15. The image formation apparatus of claim 14, wherein the toner layer removal section removes the toner layer in the first detection area on the toner carrying member by developing an electrostatic latent image, corresponding to the first detection area, on the image carrier with the toner layer on the surface of the toner carrying member.

16. The image formation apparatus of claim 14, wherein the first electrode is constituted by a plurality of second electrodes, the first capacitor is constituted by a plurality of second capacitors which are formed by the plurality of second electrodes and the surface of the toner carrying member, and the capacitance change detector detects an average or a total sum of changes in capacitances of the plurality of second capacitors as the change in capacitance of the first capacitor.

17. The image formation apparatus of claim 15, wherein the first electrode is constituted by a plurality of second electrodes, the first capacitor is constituted by a plurality of second capacitors which are formed by the plurality of second electrodes and the surface of the toner carrying member, and the capacitance change detector detects an average or a total sum of changes in capacitances of the plurality of second capacitors as the change in capacitance of the first capacitor.

18. A method for controlling an image formation apparatus including: an image carrier configured to hold an electric latent image thereon; and a development apparatus having a toner carrying member configured to hold a toner layer on a surface thereof so as to develop the electrostatic latent image on the image carrier with the toner layer, the method comprising the steps of:

removing the toner layer in a first detection area on the surface of the toner carrying member,

moving the surface of the toner carrying member in such a manner that a first electrode, which provided facing the toner carrying member so that the first electrode and the surface of the toner carrying member form a first capacitor, relatively moves from one to the other of positions facing the first detection area and a first reference area which is adjacent to the first detection area and in which the toner layer exists;

detecting a change in capacitance of the first capacitor, the change in capacitance being caused when the first electrode relatively moves from one to the other of the positions facing the first detection area and the first reference area; and

controlling a toner amount to be deposited on the surface of the toner carrying member, based on the change in capacitance detected in the step of detecting a change in capacitance and based on a correlation between a change in capacitance and a deposited toner amount, the correlation having been measured and stored in advance.

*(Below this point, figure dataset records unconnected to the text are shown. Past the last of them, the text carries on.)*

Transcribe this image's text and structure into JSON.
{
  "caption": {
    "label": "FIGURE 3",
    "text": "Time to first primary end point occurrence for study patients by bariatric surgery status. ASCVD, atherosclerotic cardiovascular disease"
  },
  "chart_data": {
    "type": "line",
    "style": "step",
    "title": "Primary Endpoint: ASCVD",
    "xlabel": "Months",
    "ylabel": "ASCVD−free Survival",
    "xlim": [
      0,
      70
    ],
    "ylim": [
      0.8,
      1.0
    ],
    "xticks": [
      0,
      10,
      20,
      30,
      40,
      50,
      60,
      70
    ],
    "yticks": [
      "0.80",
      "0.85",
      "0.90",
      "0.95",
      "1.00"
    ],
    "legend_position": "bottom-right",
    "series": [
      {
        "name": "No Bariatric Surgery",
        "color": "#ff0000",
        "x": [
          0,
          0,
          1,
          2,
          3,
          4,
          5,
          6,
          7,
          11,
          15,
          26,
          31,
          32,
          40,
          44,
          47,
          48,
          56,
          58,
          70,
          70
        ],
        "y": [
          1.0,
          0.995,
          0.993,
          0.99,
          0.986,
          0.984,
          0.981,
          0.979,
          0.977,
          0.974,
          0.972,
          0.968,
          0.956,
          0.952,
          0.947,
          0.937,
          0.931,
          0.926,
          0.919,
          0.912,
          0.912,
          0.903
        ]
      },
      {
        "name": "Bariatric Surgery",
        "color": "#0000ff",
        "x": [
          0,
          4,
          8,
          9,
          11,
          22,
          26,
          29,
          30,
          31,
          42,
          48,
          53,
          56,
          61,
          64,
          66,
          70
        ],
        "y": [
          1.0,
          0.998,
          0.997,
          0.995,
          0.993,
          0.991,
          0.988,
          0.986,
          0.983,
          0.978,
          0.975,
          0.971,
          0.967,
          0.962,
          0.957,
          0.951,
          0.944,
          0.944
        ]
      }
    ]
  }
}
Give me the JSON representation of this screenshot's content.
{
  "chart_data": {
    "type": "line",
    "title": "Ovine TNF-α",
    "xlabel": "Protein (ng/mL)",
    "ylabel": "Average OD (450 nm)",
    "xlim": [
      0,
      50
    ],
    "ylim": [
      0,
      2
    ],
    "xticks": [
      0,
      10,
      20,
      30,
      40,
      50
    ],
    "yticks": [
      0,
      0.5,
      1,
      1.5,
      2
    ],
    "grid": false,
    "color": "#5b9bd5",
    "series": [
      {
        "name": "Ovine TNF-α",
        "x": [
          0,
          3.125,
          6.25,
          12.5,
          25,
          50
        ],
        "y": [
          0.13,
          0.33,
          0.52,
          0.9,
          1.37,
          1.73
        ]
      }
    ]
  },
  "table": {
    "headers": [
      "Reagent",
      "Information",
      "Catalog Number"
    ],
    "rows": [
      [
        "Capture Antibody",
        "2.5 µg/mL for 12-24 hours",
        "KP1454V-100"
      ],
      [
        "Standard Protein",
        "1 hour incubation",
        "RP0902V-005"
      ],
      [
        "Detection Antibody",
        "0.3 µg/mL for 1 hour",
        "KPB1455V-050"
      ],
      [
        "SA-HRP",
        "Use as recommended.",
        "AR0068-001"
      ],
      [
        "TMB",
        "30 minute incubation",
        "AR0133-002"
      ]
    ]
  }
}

19. The method of claim 18, wherein the first electrode is constituted by a plurality of second electrodes, the first capacitor is constituted by a plurality of second capacitors which are formed by the plurality of second electrodes and the surface of the toner carrying member, and in the step of detecting a change in capacitance, an average or a total sum of changes in capacitances of the plurality of second capacitors is detected as the change in capacitance of the first capacitor.